Emerging technology, does offer the prospect of “second-generation” biofuels such as switchgrass (for bioethanol) and jatropha (for biodiesel) with the added benefit of tremendous opportunities for those developing countries already suffering disproportionately from climate change.
So, given food demand over the next two decades is expected rise by 50%, my Silver Spoon sugar packet does not tell me much about where it came from or its carbon emissions.
British Sugar Plc claims to have been the first sugar business to certify the carbon footprint of its granulated sugar using something called “the new PAS 2050 method.” [This is all explained here: http://www.silverspoon.co.uk/home/about-us/news/carbon-footprint-pr] and at [http://www.silverspoon.co.uk/home/about-us/carbon-footprint].
Nevertheless, just how do I, or should I, buy UK produced sugar from “established UK arable farmers … from assured supply chains” and “with minimal ‘food-miles’: average transport distance is only 30 miles”?
Is all the silver spoon sugar I buy from the UK?
If I give up sugar will I save the world from climate change?
Equally, I simple can’t imagine a world without the pure delight of homemade jam!
2009 is when the EU opens up sugar markets to competition from overseas, ending subsidies to ensure developing countries fair access to our markets and this may well make beet sugar production in Europe unsustainable.
Add to this a natural desire to support developing countries and my question about sugar and any carbon neutral, let alone non carbon, future seems more far more complicated than imagined.
Many people are green in aspiration but wholly bemused by the science and rival posturing for a low-carbon future.
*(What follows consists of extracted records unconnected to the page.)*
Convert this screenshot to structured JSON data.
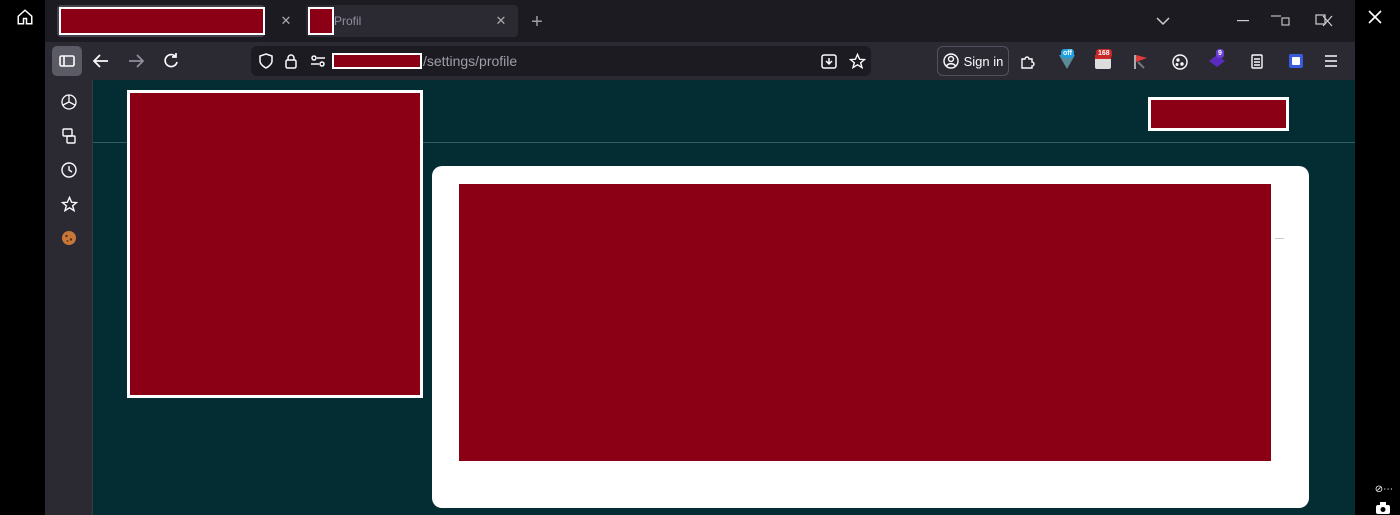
{
  "tabs": [
    {
      "label": ""
    },
    {
      "label": "Profil"
    }
  ],
  "toolbar": {
    "url_path": "/settings/profile",
    "signin_label": "Sign in"
  },
  "extensions": [
    {
      "icon": "tag-off-extension-icon",
      "badge": "off"
    },
    {
      "icon": "calendar-extension-icon",
      "badge": "168"
    },
    {
      "icon": "red-flag-extension-icon",
      "badge": ""
    },
    {
      "icon": "cookie-extension-icon",
      "badge": ""
    },
    {
      "icon": "purple-extension-icon",
      "badge": "9"
    }
  ],
  "colors": {
    "redaction": "#8b0015",
    "page_background": "#032d33",
    "browser_chrome": "#2b2a33",
    "card": "#ffffff"
  }
}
For me, the real question is truthfully working to change lifestyle options incrementally to secure the real buy-in to the change we all recognize is needed.
Yet, changing culture is never going to be at all easy when values clash. Sooner or later we will all have to live within the planet’s means and use no more resources than the environment can produce and sustain.
I know a little bit about jam – it is one of the simple things in life to produce and enjoy – but, I’m not sure I know enough about sugar.
So two reasons why I’m going to carry on making SoCam jam. First, we need youth services and if the local authority won’t provide we will make jam! Second, locally produced jam confers an  immunity to allergies so, if you want to do at least one good thing buy a jar of SoCam Jam in December.
I’m not sure if it will help save the planet but, I am sure it will help produce a generation of kids who will want to consider the choices rather than kill each other. We can’t hope for social justice if we are parochial and the spectacular trust provided us by nature demands we think deeply about all future generations.